Let's face it aside from a small minority of dedicated, insular, self-styled cravers, most Americans think White Castle's burgers sound like a bad idea. Yet in Harold and Kumar, no one says boo against White Castle on grounds of taste. What Kurt Vonnegut saw as tying together sci-fi and pornography that both offer visions of an impossibly hospitable world applies here, too. For the out-of-vogue slider, the film is a non-stop praisefest. Everyone in the Harold and Kumar universe accepts the desirabiliy of this squat, fragrant interloper on the American burger scene. The slider gets what Harold and Kumar want for themselves: universal acceptance by the greasy sackful, despite being vastly in the minority.
Why would a national debate on food tolerance focus on burgers to the exclusion of, say, Mexican fast food, soul food, sushi or McGriddles? Because, however improbably, America has adopted the Teuton-toned hamburger as its national food. If our stoner protagonists had been after Jujubes or beef jerky, the parallel betwen ethnicity and food would have been lost. But just as barbecues and cookouts have historically provided a common ground on which racially divided communities can come together, burgers are the lowest-common denominator of US fun food.
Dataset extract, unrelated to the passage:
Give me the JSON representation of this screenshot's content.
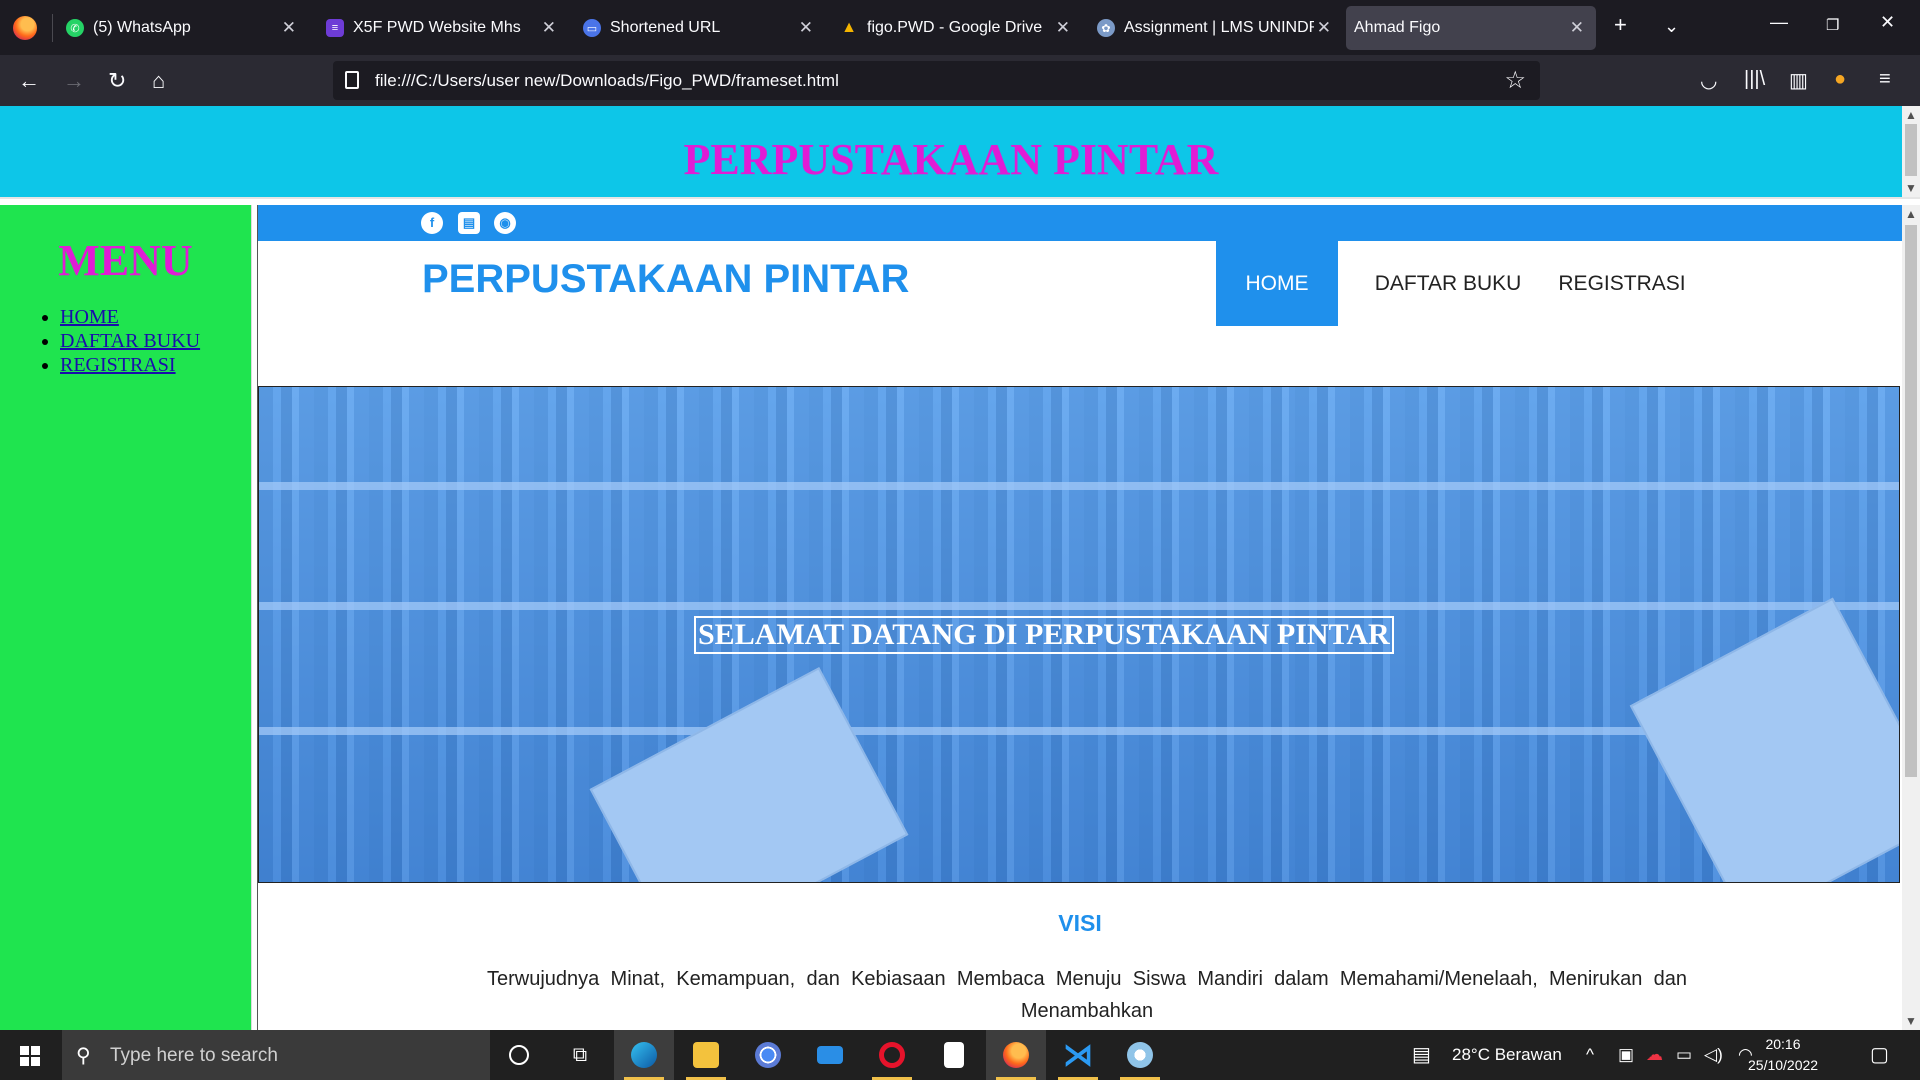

As participants in the great American traditions of recreational drug abuse, all-night driving and looking to get stanky with complete strangers, Harold and Kumar reclaim for their respective ethnicities serious party cred which had been arbitrarily denied. It remained only to take the most American tradition, stuffing one's face, and open it to the slider, that pariah of burgers. By storming the White Castle and being found pure of heart by Sir Galahad in the form of Doogie Howser, Harold and Kumar are permitted to drink from the grail. Sliders, by retaining their distinctive properties, restored our heros and inspired them to overcome the last vestiges of ethnic self-loathing that had dogged them throughout the film. If the doors are not now open to freely and frankly discuss the burger prejudice that has riven our country for so long, I fear that conversation may never take place.